As we work through our feelings we will gain self-awareness and, hopefully, develop self-compassion. We may help ourselves to cope by learning techniques to express and manage our emotions. We can benefit from meeting with others who are bereaved so that our feelings are normalised and we can share our stories and feel heard.


Post-Traumatic Growth


Grief is a natural and normal response to the death of a loved one. Grief is painful but suffering is optional. How deeply and how long it impacts our lives depends on our relationship with the departed, whether the death was expected and we were able to be with the person towards their transition, and whether the circumstances were complex or traumatic.


Despite the current medical model that sees grief as a disorder if symptoms extend beyond a year, termed "Prolonged grief", many people grieve adaptively and healthily. Those who achieve this tend to be the people who have more resilience because of their spiritual beliefs, their ability to ask for help when they need it, or their willingness to practise the tools and techniques that can help us cope with grief. Whichever of these paths they take, it can lead to acceptance.

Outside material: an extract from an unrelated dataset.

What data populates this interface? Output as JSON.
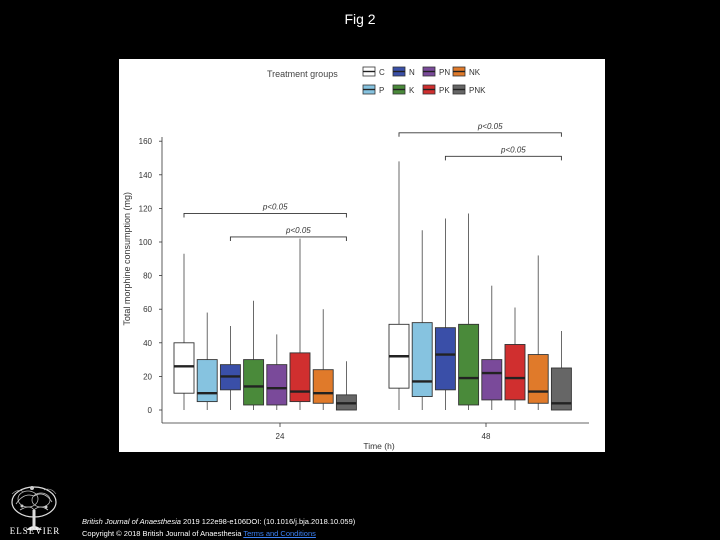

There are no rules, other than self-care and self-compassion, and being open-minded as we take this journey. We can reach out to others when and as we need to lighten our load and help to resource us on our path. As we actively process our pain we are growing emotionally and developing our resilience. By telling our stories to others and sharing our insights we can gain strength and hope for the future and enable others to find support too.


Plans and expectations about the future need to be reassessed and rewritten in our minds. This is part of our adaptation to our new circumstances. Memories will be re-examined and re-evaluated in the light of our bereavement. All this takes time and the grief journey cannot be hurried.